Asymptotically CAT(0) metrics, Z-structures, and the Farrell-Jones Conjecture
Matthew Gentry Durham, Yair Minsky, Alessandro Sisto
TL;DR
This work shows that colorable hierarchically hyperbolic groups admit asymptotically CAT(0) metrics, enabling coarse CAT(0) behavior and the construction of Z-structures. A central technical advance is the Stabler Hull Cubulation framework, which approximates hulls of finite sets by CAT(0) cube complexes in a way that is stable under adding points, yielding invariant metrics $d^p$ (notably $d^2$) that are roughly geodesic and asymptotically CAT(0). Using these metrics, the Vietoris–Rips complexes become contractible at large scales, and a natural boundary theory leads to Z-structures for colorable HHGs; this, in turn, allows a BBF-style Farrell–Jones conjecture verification for many HHGs, including extra-large type Artin groups and mapping class groups. The paper unifies CAT(0) and hyperbolic phenomena within HHGs, providing new tools for geometric group theory and K-/L-theory via a detailed hierarchy of stable trees, cubulations, and boundary analysis. The results yield broad applicability, including establishing Z-structures for mapping class groups and proving FJ for a wide class of HHGs through an inductive, stabilization-based approach.
Abstract
We show that colorable hierarchically hyperbolic groups (HHGs) admit asymptotically CAT(0) metrics, that is, roughly, metrics where the CAT(0) inequality holds up to sublinear error in the size of the triangle.

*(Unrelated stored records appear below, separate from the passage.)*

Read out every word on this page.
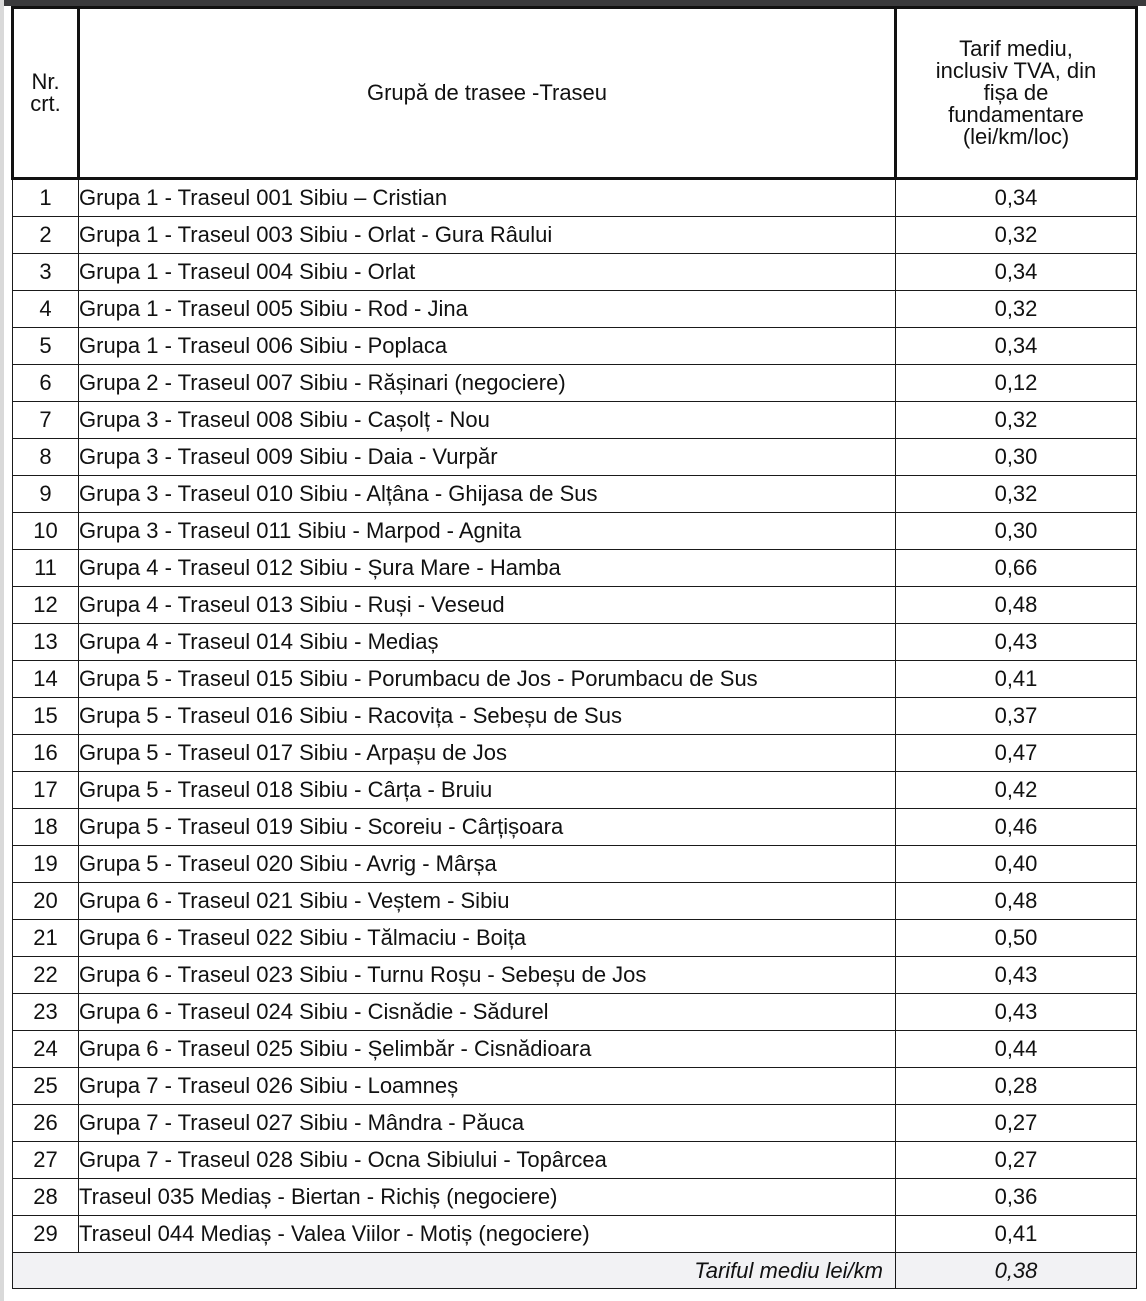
Nr.
crt.	Grupă de trasee -Traseu	Tarif mediu,
inclusiv TVA, din
fișa de
fundamentare
(lei/km/loc)

1	Grupa 1 - Traseul 001 Sibiu – Cristian	0,34
2	Grupa 1 - Traseul 003 Sibiu - Orlat - Gura Râului	0,32
3	Grupa 1 - Traseul 004 Sibiu - Orlat	0,34
4	Grupa 1 - Traseul 005 Sibiu - Rod - Jina	0,32
5	Grupa 1 - Traseul 006 Sibiu - Poplaca	0,34
6	Grupa 2 - Traseul 007 Sibiu - Rășinari (negociere)	0,12
7	Grupa 3 - Traseul 008 Sibiu - Cașolț - Nou	0,32
8	Grupa 3 - Traseul 009 Sibiu - Daia - Vurpăr	0,30
9	Grupa 3 - Traseul 010 Sibiu - Alțâna - Ghijasa de Sus	0,32
10	Grupa 3 - Traseul 011 Sibiu - Marpod - Agnita	0,30
11	Grupa 4 - Traseul 012 Sibiu - Șura Mare - Hamba	0,66
12	Grupa 4 - Traseul 013 Sibiu - Ruși - Veseud	0,48
13	Grupa 4 - Traseul 014 Sibiu - Mediaș	0,43
14	Grupa 5 - Traseul 015 Sibiu - Porumbacu de Jos - Porumbacu de Sus	0,41
15	Grupa 5 - Traseul 016 Sibiu - Racovița - Sebeșu de Sus	0,37
16	Grupa 5 - Traseul 017 Sibiu - Arpașu de Jos	0,47
17	Grupa 5 - Traseul 018 Sibiu - Cârța - Bruiu	0,42
18	Grupa 5 - Traseul 019 Sibiu - Scoreiu - Cârțișoara	0,46
19	Grupa 5 - Traseul 020 Sibiu - Avrig - Mârșa	0,40
20	Grupa 6 - Traseul 021 Sibiu - Veștem - Sibiu	0,48
21	Grupa 6 - Traseul 022 Sibiu - Tălmaciu - Boița	0,50
22	Grupa 6 - Traseul 023 Sibiu - Turnu Roșu - Sebeșu de Jos	0,43
23	Grupa 6 - Traseul 024 Sibiu - Cisnădie - Sădurel	0,43
24	Grupa 6 - Traseul 025 Sibiu - Șelimbăr - Cisnădioara	0,44
25	Grupa 7 - Traseul 026 Sibiu - Loamneș	0,28
26	Grupa 7 - Traseul 027 Sibiu - Mândra - Păuca	0,27
27	Grupa 7 - Traseul 028 Sibiu - Ocna Sibiului - Topârcea	0,27
28	Traseul 035 Mediaș - Biertan - Richiș (negociere)	0,36
29	Traseul 044 Mediaș - Valea Viilor - Motiș (negociere)	0,41
Tariful mediu lei/km		0,38
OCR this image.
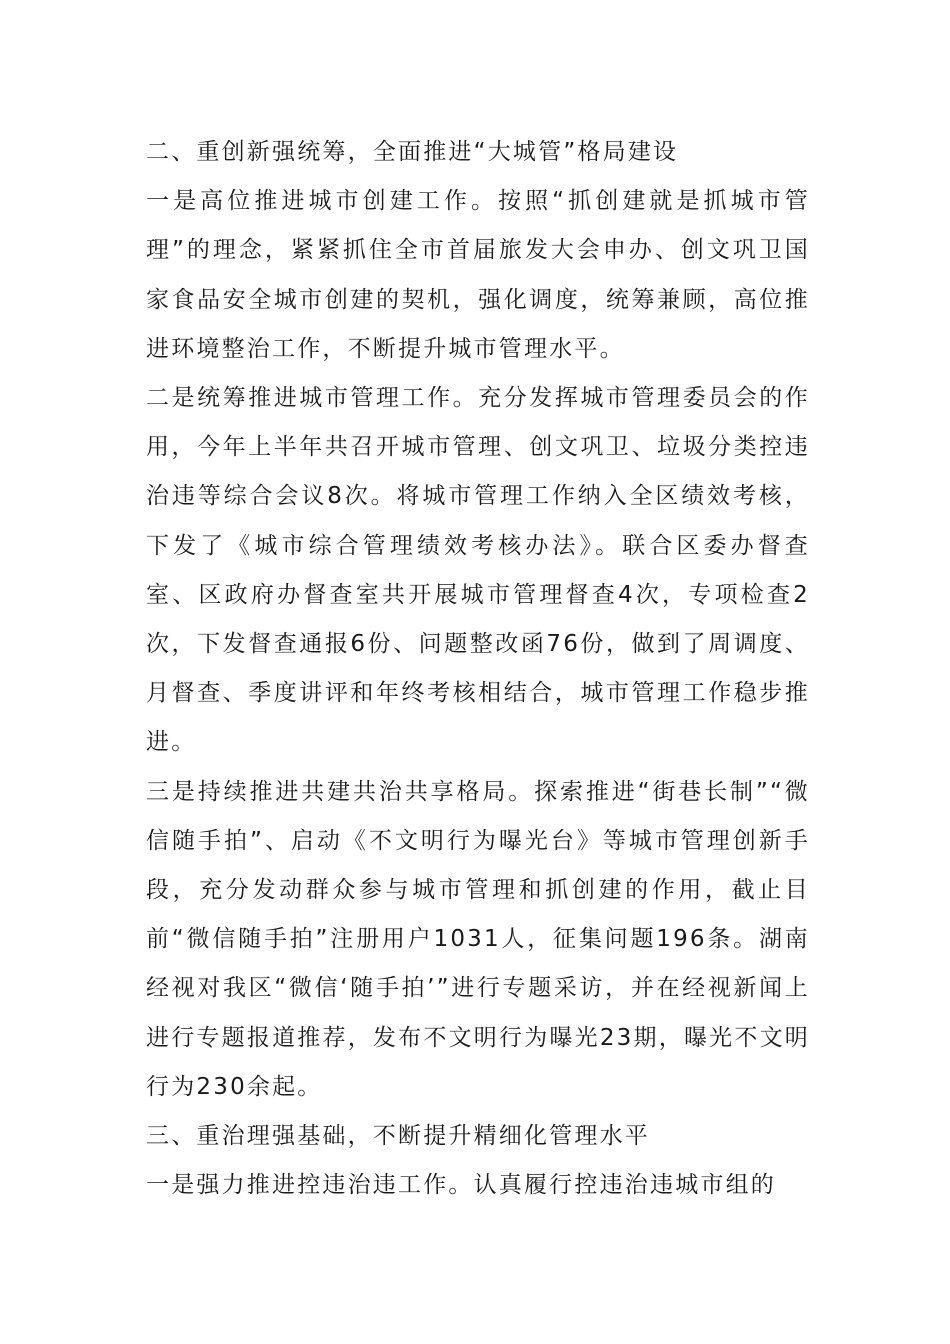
二、重创新强统筹，全面推进“大城管”格局建设

一是高位推进城市创建工作。按照“抓创建就是抓城市管理”的理念，紧紧抓住全市首届旅发大会申办、创文巩卫国家食品安全城市创建的契机，强化调度，统筹兼顾，高位推进环境整治工作，不断提升城市管理水平。

二是统筹推进城市管理工作。充分发挥城市管理委员会的作用，今年上半年共召开城市管理、创文巩卫、垃圾分类控违治违等综合会议8次。将城市管理工作纳入全区绩效考核，下发了《城市综合管理绩效考核办法》。联合区委办督查室、区政府办督查室共开展城市管理督查4次，专项检查2次，下发督查通报6份、问题整改函76份，做到了周调度、月督查、季度讲评和年终考核相结合，城市管理工作稳步推进。

三是持续推进共建共治共享格局。探索推进“街巷长制”“微信随手拍”、启动《不文明行为曝光台》等城市管理创新手段，充分发动群众参与城市管理和抓创建的作用，截止目前“微信随手拍”注册用户1031人，征集问题196条。湖南经视对我区“微信‘随手拍’”进行专题采访，并在经视新闻上进行专题报道推荐，发布不文明行为曝光23期，曝光不文明行为230余起。

三、重治理强基础，不断提升精细化管理水平

一是强力推进控违治违工作。认真履行控违治违城市组的
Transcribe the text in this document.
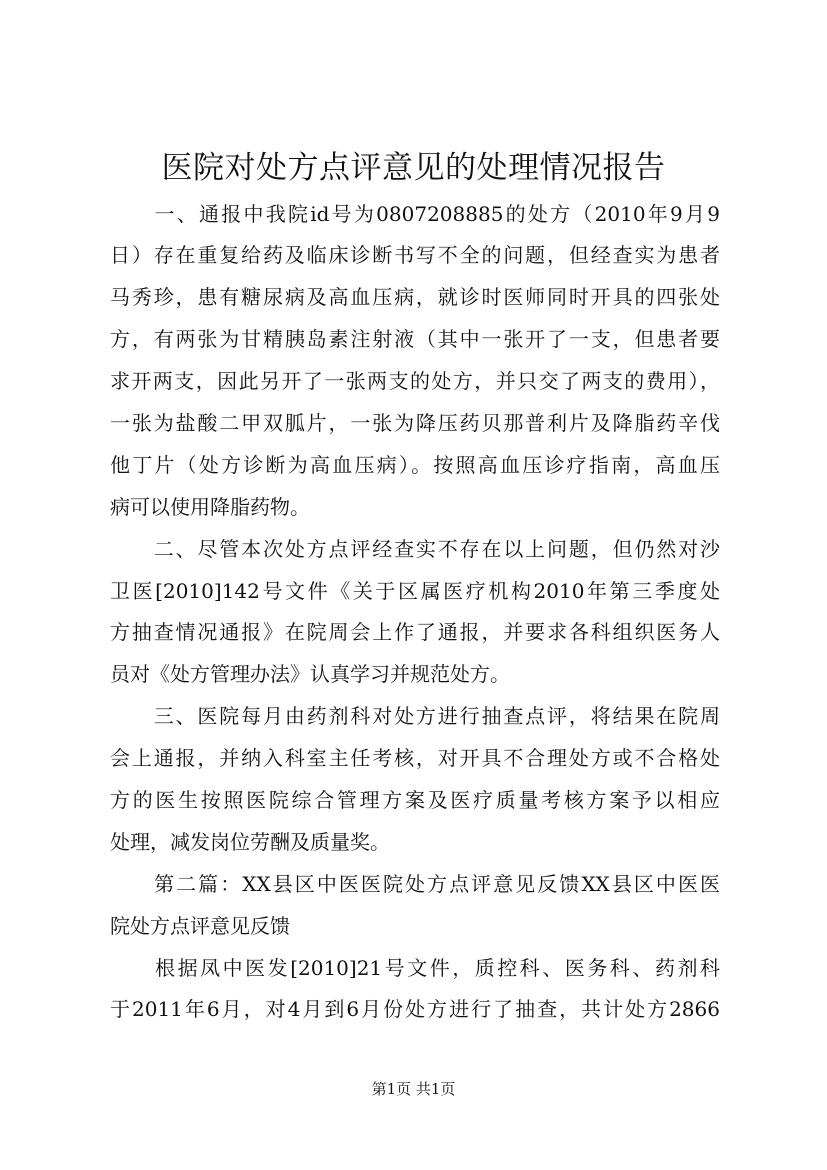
医院对处方点评意见的处理情况报告
　　一、通报中我院id号为0807208885的处方（2010年9月9
日）存在重复给药及临床诊断书写不全的问题，但经查实为患者
马秀珍，患有糖尿病及高血压病，就诊时医师同时开具的四张处
方，有两张为甘精胰岛素注射液（其中一张开了一支，但患者要
求开两支，因此另开了一张两支的处方，并只交了两支的费用），
一张为盐酸二甲双胍片，一张为降压药贝那普利片及降脂药辛伐
他丁片（处方诊断为高血压病）。按照高血压诊疗指南，高血压
病可以使用降脂药物。
　　二、尽管本次处方点评经查实不存在以上问题，但仍然对沙
卫医[2010]142号文件《关于区属医疗机构2010年第三季度处
方抽查情况通报》在院周会上作了通报，并要求各科组织医务人
员对《处方管理办法》认真学习并规范处方。
　　三、医院每月由药剂科对处方进行抽查点评，将结果在院周
会上通报，并纳入科室主任考核，对开具不合理处方或不合格处
方的医生按照医院综合管理方案及医疗质量考核方案予以相应
处理，减发岗位劳酬及质量奖。
　　第二篇：XX县区中医医院处方点评意见反馈XX县区中医医
院处方点评意见反馈
　　根据凤中医发[2010]21号文件，质控科、医务科、药剂科
于2011年6月，对4月到6月份处方进行了抽查，共计处方2866
第1页 共1页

We use the asymptotically CAT(0) metrics to construct contractible simplicial complexes and compactifications that provide $\mathcal{Z}$-structures in the sense of Bestvina and Dranishnikov. It was previously unknown that mapping class groups are asymptotically CAT(0) and admit $\mathcal{Z}$-structures. As an application, we prove that many HHGs satisfy the Farrell--Jones Conjecture, including extra large-type Artin groups. To construct asymptotically CAT(0) metrics, we show that hulls of finitely many points in a colorable HHGs can be approximated by CAT(0) cube complexes in a way that adding a point to the finite set corresponds, up to finitely many hyperplanes deletions, to a convex embedding.